昨オフシーズン、FAを1年後に控えていたJuan Sotoの2025年以降における長期成績プロジェクションと金額換算を「MLB:2024-25年オフのFA選手ランキングTop10:野手編」にて行いました。

その中で、「2022~2023年シーズンの平均成績(約5.1 WAR・150 wRC+)」または「プロジェクション・システムの2024年シーズン予測成績(約6.2 WAR・165 wRC+)」の2パターンを2024年シーズン成績に想定した上で、2025年~キャリアエンドまでに稼ぐと見込まれるWARとその換算金額を示したところです。

しかしながら、スイング改造(修正?)によってバッティングをアップグレードしたSotoは上記の2パターンを軽々と上回り、キャリアハイとなる7.9 rWAR・8.1 fWAR(180 wRC+)を記録。

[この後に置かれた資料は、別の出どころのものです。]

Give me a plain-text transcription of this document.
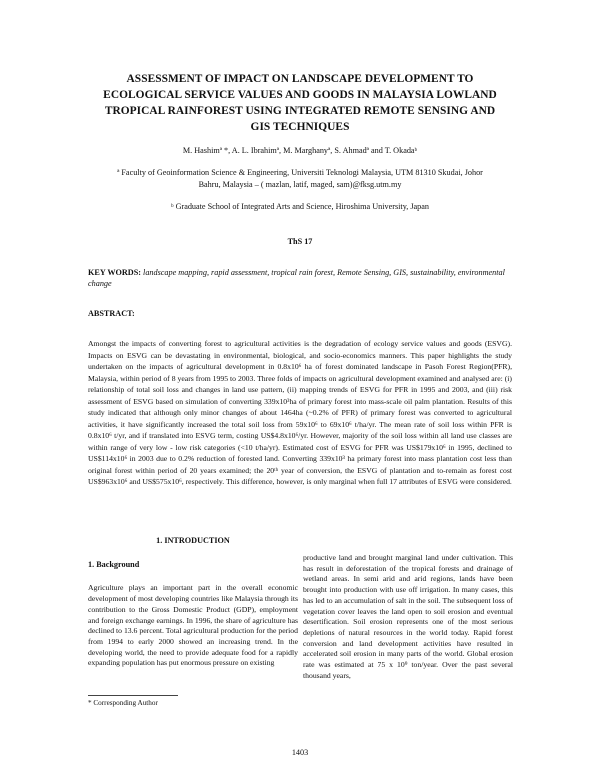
ASSESSMENT OF IMPACT ON LANDSCAPE DEVELOPMENT TO ECOLOGICAL SERVICE VALUES AND GOODS IN MALAYSIA LOWLAND TROPICAL RAINFOREST USING INTEGRATED REMOTE SENSING AND GIS TECHNIQUES
M. Hashimª *, A. L. Ibrahimª, M. Marghanyª, S. Ahmadª and T. Okadaᵇ
ª Faculty of Geoinformation Science & Engineering, Universiti Teknologi Malaysia, UTM 81310 Skudai, Johor Bahru, Malaysia – ( mazlan, latif, maged, sam)@fksg.utm.my
ᵇ Graduate School of Integrated Arts and Science, Hiroshima University, Japan
ThS 17
KEY WORDS: landscape mapping, rapid assessment, tropical rain forest, Remote Sensing, GIS, sustainability, environmental change
ABSTRACT:
Amongst the impacts of converting forest to agricultural activities is the degradation of ecology service values and goods (ESVG). Impacts on ESVG can be devastating in environmental, biological, and socio-economics manners. This paper highlights the study undertaken on the impacts of agricultural development in 0.8x10⁶ ha of forest dominated landscape in Pasoh Forest Region(PFR), Malaysia, within period of 8 years from 1995 to 2003. Three folds of impacts on agricultural development examined and analysed are: (i) relationship of total soil loss and changes in land use pattern, (ii) mapping trends of ESVG for PFR in 1995 and 2003, and (iii) risk assessment of ESVG based on simulation of converting 339x10³ha of primary forest into mass-scale oil palm plantation. Results of this study indicated that although only minor changes of about 1464ha (~0.2% of PFR) of primary forest was converted to agricultural activities, it have significantly increased the total soil loss from 59x10⁶ to 69x10⁶ t/ha/yr. The mean rate of soil loss within PFR is 0.8x10⁶ t/yr, and if translated into ESVG term, costing US$4.8x10⁶/yr. However, majority of the soil loss within all land use classes are within range of very low - low risk categories (<10 t/ha/yr). Estimated cost of ESVG for PFR was US$179x10⁶ in 1995, declined to US$114x10⁶ in 2003 due to 0.2% reduction of forested land. Converting 339x10³ ha primary forest into mass plantation cost less than original forest within period of 20 years examined; the 20ᵗʰ year of conversion, the ESVG of plantation and to-remain as forest cost US$963x10⁶ and US$575x10⁶, respectively. This difference, however, is only marginal when full 17 attributes of ESVG were considered.
1. INTRODUCTION
1. Background
Agriculture plays an important part in the overall economic development of most developing countries like Malaysia through its contribution to the Gross Domestic Product (GDP), employment and foreign exchange earnings. In 1996, the share of agriculture has declined to 13.6 percent. Total agricultural production for the period from 1994 to early 2000 showed an increasing trend. In the developing world, the need to provide adequate food for a rapidly expanding population has put enormous pressure on existing
productive land and brought marginal land under cultivation. This has result in deforestation of the tropical forests and drainage of wetland areas. In semi arid and arid regions, lands have been brought into production with use off irrigation. In many cases, this has led to an accumulation of salt in the soil. The subsequent loss of vegetation cover leaves the land open to soil erosion and eventual desertification. Soil erosion represents one of the most serious depletions of natural resources in the world today. Rapid forest conversion and land development activities have resulted in accelerated soil erosion in many parts of the world. Global erosion rate was estimated at 75 x 10⁹ ton/year. Over the past several thousand years,
* Corresponding Author
1403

また、これほどの内容でもパフォーマンスが数字に反映されているとは一概に言えず、.475 xwOBAは2022年と2024年のAaron Judgeに次ぐStatcast歴代3位のナンバー。巡り合わせが良ければ、2015年Bryce Harperのようなスタッツを残してもおかしくありませんでした。

というわけで、想定と結果に大きな乖離が生まれてしまったことを踏まえ、今回はそのバリュエーションのリバイスを行いたいと思います。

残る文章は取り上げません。